Sekretaris Jenderal Kementerian ESDM, Dadan Kusdiana menjelaskan, saat ini semua Kementerian terkait sudah memberikan paraf di dalam draft Peraturan Presiden (Perpres) yang nantinya mengatur terkait kegiatan pemungutan dan penyaluran dana kompensasi batu bara. “Iya, tapi kan perpresnya belum ditandatangani. Tapi udah diparaf nih sama semua (menteri),” kata Dadan di Gedung Kementerian ESDM, Jumat (23/8/2024).
Sebelumnya, Kementerian Koordinator Bidang Kemaritiman dan Investasi (Kemenko Marves) menyampaikan pelaksanaan pungutan iuran batu bara perusahaan tambang melalui Mitra Instansi Pengelola (MIP) cukup penting untuk segera dijalankan.
Asisten Deputi Pertambangan Kementerian Koordinator Maritim dan Investasi Tubagus Nugraha membeberkan skema iuran ini dibutuhkan guna mengatasi masalah disparitas harga batu bara di pasar internasional dengan harga Domestic Market Obligation (DMO).
Terlebih, apabila berkaca pada tahun 2022 lalu, pasokan batu bara untuk sejumlah pembangkit PLN sempat mengkhawatirkan. Ini terjadi lantaran para penambang batu bara lebih memprioritaskan ekspor ketimbang memasok kebutuhan dalam negeri lantaran harga jualnya lebih bagus.

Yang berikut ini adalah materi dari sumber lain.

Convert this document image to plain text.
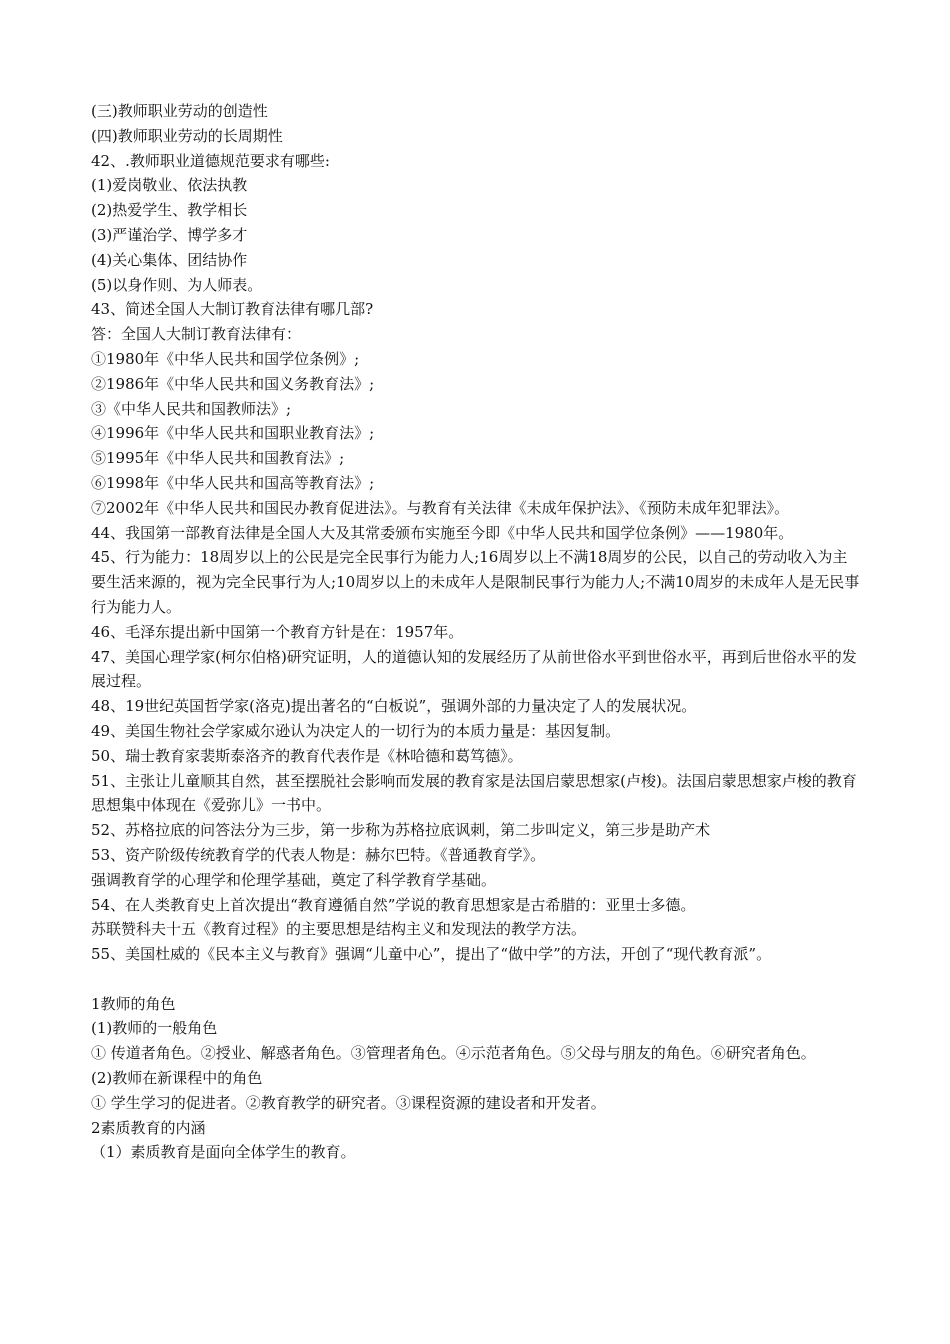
(三)教师职业劳动的创造性

(四)教师职业劳动的长周期性

42、.教师职业道德规范要求有哪些:

(1)爱岗敬业、依法执教

(2)热爱学生、教学相长

(3)严谨治学、博学多才

(4)关心集体、团结协作

(5)以身作则、为人师表。

43、简述全国人大制订教育法律有哪几部?

答：全国人大制订教育法律有：

①1980年《中华人民共和国学位条例》;

②1986年《中华人民共和国义务教育法》;

③《中华人民共和国教师法》;

④1996年《中华人民共和国职业教育法》;

⑤1995年《中华人民共和国教育法》;

⑥1998年《中华人民共和国高等教育法》;

⑦2002年《中华人民共和国民办教育促进法》。与教育有关法律《未成年保护法》、《预防未成年犯罪法》。

44、我国第一部教育法律是全国人大及其常委颁布实施至今即《中华人民共和国学位条例》——1980年。

45、行为能力：18周岁以上的公民是完全民事行为能力人;16周岁以上不满18周岁的公民，以自己的劳动收入为主要生活来源的，视为完全民事行为人;10周岁以上的未成年人是限制民事行为能力人;不满10周岁的未成年人是无民事行为能力人。

46、毛泽东提出新中国第一个教育方针是在：1957年。

47、美国心理学家(柯尔伯格)研究证明，人的道德认知的发展经历了从前世俗水平到世俗水平，再到后世俗水平的发展过程。

48、19世纪英国哲学家(洛克)提出著名的“白板说”，强调外部的力量决定了人的发展状况。

49、美国生物社会学家威尔逊认为决定人的一切行为的本质力量是：基因复制。

50、瑞士教育家裴斯泰洛齐的教育代表作是《林哈德和葛笃德》。

51、主张让儿童顺其自然，甚至摆脱社会影响而发展的教育家是法国启蒙思想家(卢梭)。法国启蒙思想家卢梭的教育思想集中体现在《爱弥儿》一书中。

52、苏格拉底的问答法分为三步，第一步称为苏格拉底讽刺，第二步叫定义，第三步是助产术

53、资产阶级传统教育学的代表人物是：赫尔巴特。《普通教育学》。

强调教育学的心理学和伦理学基础，奠定了科学教育学基础。

54、在人类教育史上首次提出“教育遵循自然”学说的教育思想家是古希腊的：亚里士多德。

苏联赞科夫十五《教育过程》的主要思想是结构主义和发现法的教学方法。

55、美国杜威的《民本主义与教育》强调“儿童中心”，提出了“做中学”的方法，开创了“现代教育派”。

1教师的角色

(1)教师的一般角色

① 传道者角色。②授业、解惑者角色。③管理者角色。④示范者角色。⑤父母与朋友的角色。⑥研究者角色。

(2)教师在新课程中的角色

① 学生学习的促进者。②教育教学的研究者。③课程资源的建设者和开发者。

2素质教育的内涵

（1）素质教育是面向全体学生的教育。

“Pasca pengalaman kita di awal tahun 2022, kita agak babak belur nih, pembangkit-pembangkit ini terkait dengan pasokannya gitu. Jadi kuncinya adalah bagaimana kemudian pasokan batu bara untuk kepentingan domestik, khususnya untuk kelistrikan umum itu bisa aman,” ujar dia dalam acara Closing Bell CNBC Indonesia, Selasa (13/8/2024).
Tubagus menyadari negara saat ini sangat bergantung kepada batu bara lantaran komoditas ini telah menjadi salah satu sumber devisa. Namun di satu sisi, batu bara juga dibutuhkan sebagai sumber energi domestik.
“Kuncinya ini after 2022 di awal tahun itu, maka mekanisme ketahanan energi itu menjadi penting untuk pasokan dalam negeri,” ujarnya.
Oleh sebab itu, setidaknya terdapat tiga persoalan yang saat ini menjadi fokus pemerintah pasca kejadian 2022 lalu. Pertama tidak semua spesifikasi batu bara yang diproduksi oleh para penambang cocok digunakan untuk pembangkit listrik dalam negeri.
Kedua, terdapat disparitas harga antara harga dalam negeri dengan harga internasional. Ketiga mekanisme denda dan kompensasi yang selama ini diimplementasikan kurang cukup untuk kemudian membentuk sebuah kepatuhan yang berkelanjutan bagi para pelaku usaha.
“Nah ini concern-concern itu kemudian kita mencari solusi yang lebih tepat, lebih berkelanjutan, dan memang di satu sisi lebih fairness gitu, lebih berkeadilan, dan dari sisi beban fiskal pun jangan sampai ini menjadi tambahan beban fiskal bagi negara,” kata dia.